Jed's obsession with colourless Joe is odd and unfathomable. It's not that these things don't happen, they do, it's that McEwan doesn't give the reader enough insight as to what is happening and why. It does not make sense to me that traumatic event would generate such an intense response in Jed.
Additionally, Clarissa's hostility towards Joe and her inability to sympathize with this nightmarish scenario is bizarre. Intelligent, sensitive Clarissa, inexplicably, becomes suspicious of Joe, wondering what he has done to create this scenario, suspecting him of some past involvement with Jed which he is unable to convince her this is not so. She implies that Jed's handwriting is similar to Joe's, that he has fabricated this crisis (to what end?). Is this the first thing a wife imagines when her husband is being pursued by a mentally unstable, religious fanatic who calls repeatedly, dogs your husband's steps and sends beseeching letters? I think not.

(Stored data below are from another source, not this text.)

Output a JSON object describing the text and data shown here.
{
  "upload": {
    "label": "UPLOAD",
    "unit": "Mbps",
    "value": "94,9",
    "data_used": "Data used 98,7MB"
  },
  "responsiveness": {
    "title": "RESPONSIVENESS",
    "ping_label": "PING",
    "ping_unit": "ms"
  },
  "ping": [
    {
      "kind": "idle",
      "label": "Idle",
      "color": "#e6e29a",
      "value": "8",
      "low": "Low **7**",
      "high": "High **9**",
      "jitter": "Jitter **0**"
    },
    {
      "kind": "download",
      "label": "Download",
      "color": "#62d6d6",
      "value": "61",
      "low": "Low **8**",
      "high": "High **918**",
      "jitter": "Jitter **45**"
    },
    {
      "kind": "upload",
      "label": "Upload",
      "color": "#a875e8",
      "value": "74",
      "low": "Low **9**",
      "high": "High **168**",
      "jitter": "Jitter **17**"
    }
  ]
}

Jed's beseeching, religiously themed pleas for love in the letters are particularly uninteresting (perhaps it is my anti-religious bias).
McEwan, like all writers I presume, becomes utterly fascinated with certain topics and tends to dump his (to him fascinating) research like a lump of cold unpalatable food into our plates as readers.
In Saturday, for instance, his obsessions appear to be the detailed account of along, boring squash game (which McEwan is said to love) and enough bits about neurosurgery to convince the reader that, yes indeed, McEwan truly knows a great deal about neurosurgery.
In Enduring Love, his pet research projects are genetics and the poet Keats. Joe, the male protagonist is a science writer. Clarissa, his partner, is a Keats scholar. Now, admittedly, I am spectacularly uninterested in the former and fascinated by the latter so that discussions about DNA have me falling asleep and little tidbits about the long dead poet captivate me.
It is not until the final one third of the book that the reader starts to perk up and get excited by the permutations of this odd plot. A scene in a restaurant which demonstrates the extent of Jed's obsession shocks me back into my awareness of why McEwan is one of my favourite authors. There is usually at least one scene in each novel which is so shocking that I can't help wondering, in admiration, from whence the ideas come.
But the B movie ending disappoints and stretches credulity.